We should have realized what we were in for when the reviews on Yelp said “humongous portions.” Not heeding their advice and logically thinking two dinner portions would be just enough for two hungry people, we set about making our menu choices. It was a busy night, so we opted for carry-out. The Combo Plate seemed like a good option, with helpings of chicken and kefta (ground beef and lamb) kabob and chicken shawirma served on white rice (my choice over couscous) with small sides of grilled and pickled veggies. Turns out it also comes with a soup – I picked douckua, a thick concoction of meat and barley in yogurt sauce. L went with the vegetarian route, picking the falafel plate (it comes with eight pieces) over couscous with lentil soup on the side. We added in a small appetizer of boorek, meaty egg rolls with chili dipping sauce, and figured we had enough for dinner.
When we arrived at the restaurant 20 minutes later (note the quick turnaround time on our order) we were greeted by simple, no-frills décor with enough artifacts to lend an air of Assyrian authenticity to the place. It helped that the only other customers were speaking a Middle Eastern language we did not understand – always a good sign when ordering non-American food. When our food came out, we were shocked by how much we were getting. Two completely full take-out boxes, two full bowls of soup, plus the bowl of couscous, the boorek, and a small assortment of complimentary dipping sauces. All for $20. As she wrapped up our order, the server asked if we liked baklava. We gave a hesitant yes, thinking she would push us to buy some, but were surprised when she plopped a free serving right into our bag. At this point, we knew we had ordered way too much food. But was it way too much good food?

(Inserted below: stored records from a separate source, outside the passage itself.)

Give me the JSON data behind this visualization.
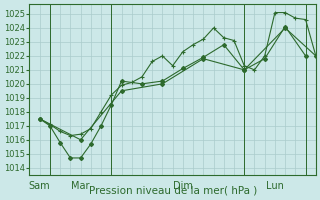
{
  "xlabel": "Pression niveau de la mer( hPa )",
  "bg_color": "#cce8e8",
  "grid_color": "#aacccc",
  "line_color": "#2d6a2d",
  "ylim": [
    1013.5,
    1025.7
  ],
  "yticks": [
    1014,
    1015,
    1016,
    1017,
    1018,
    1019,
    1020,
    1021,
    1022,
    1023,
    1024,
    1025
  ],
  "xlim": [
    0,
    14
  ],
  "xtick_positions": [
    0.5,
    2.5,
    7.5,
    12.0
  ],
  "xtick_labels": [
    "Sam",
    "Mar",
    "Dim",
    "Lun"
  ],
  "vline_positions": [
    1.0,
    4.0,
    10.5,
    13.5
  ],
  "series1_x": [
    0.5,
    1.0,
    1.5,
    2.0,
    2.5,
    3.0,
    3.5,
    4.0,
    4.5,
    5.0,
    5.5,
    6.0,
    6.5,
    7.0,
    7.5,
    8.0,
    8.5,
    9.0,
    9.5,
    10.0,
    10.5,
    11.0,
    11.5,
    12.0,
    12.5,
    13.0,
    13.5,
    14.0
  ],
  "series1_y": [
    1017.5,
    1017.1,
    1016.6,
    1016.3,
    1016.4,
    1016.8,
    1018.0,
    1019.2,
    1019.9,
    1020.1,
    1020.5,
    1021.6,
    1022.0,
    1021.3,
    1022.3,
    1022.8,
    1023.2,
    1024.0,
    1023.3,
    1023.1,
    1021.3,
    1021.0,
    1022.0,
    1025.1,
    1025.1,
    1024.7,
    1024.6,
    1022.0
  ],
  "series2_x": [
    0.5,
    1.0,
    1.5,
    2.0,
    2.5,
    3.0,
    3.5,
    4.0,
    4.5,
    5.5,
    6.5,
    7.5,
    8.5,
    9.5,
    10.5,
    11.5,
    12.5,
    13.5
  ],
  "series2_y": [
    1017.5,
    1017.0,
    1015.8,
    1014.7,
    1014.7,
    1015.7,
    1017.0,
    1018.5,
    1020.2,
    1020.0,
    1020.2,
    1021.1,
    1021.9,
    1022.8,
    1021.0,
    1021.8,
    1024.1,
    1022.0
  ],
  "series3_x": [
    0.5,
    2.5,
    4.5,
    6.5,
    8.5,
    10.5,
    12.5,
    14.0
  ],
  "series3_y": [
    1017.5,
    1016.0,
    1019.5,
    1020.0,
    1021.8,
    1021.0,
    1024.0,
    1022.0
  ]
}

Yes. We started with the boorek, a really interesting marriage of an egg roll with a spiced meat filling and a dipping sauce that tasted like Sriracha. The lentil soup was excellent as well, flavorful and light (though not as good as the reigning favorite from Taste of Lebanon). The douckua I ordered cannot really be classified as a soup – think of it more as a meat salad with a strong, flavorful yogurt sauce laced with special seasonings and barley. L did not much care for it, but I thought it was interesting and new, and definitely worth a try. L’s couscous was a little disappointing, tinged with almost a Ms. Grass-like flavor, but the rest of the meal was a home run. My combo plate was solid all the way around from shawirma to the kabobs, with solid cuts of beef, lamb, and chicken all grilled to perfection. L’s falafel was solid as well, easily compared to other excellent falafels we have had in the past.
Good as the food was, if there is one reason to order from Sahara Kabob, it is that you can easily double the value of your money over similar places. Our $20 gave us both two days worth of solid meals – on the first night, I was barely able to put a dent in my combo plate after eating the boorek and the douckua. Add on to that the satisfaction of supporting a family-run, locally-owned business and you have the makings of a great north side take-out (or dine-in) stop.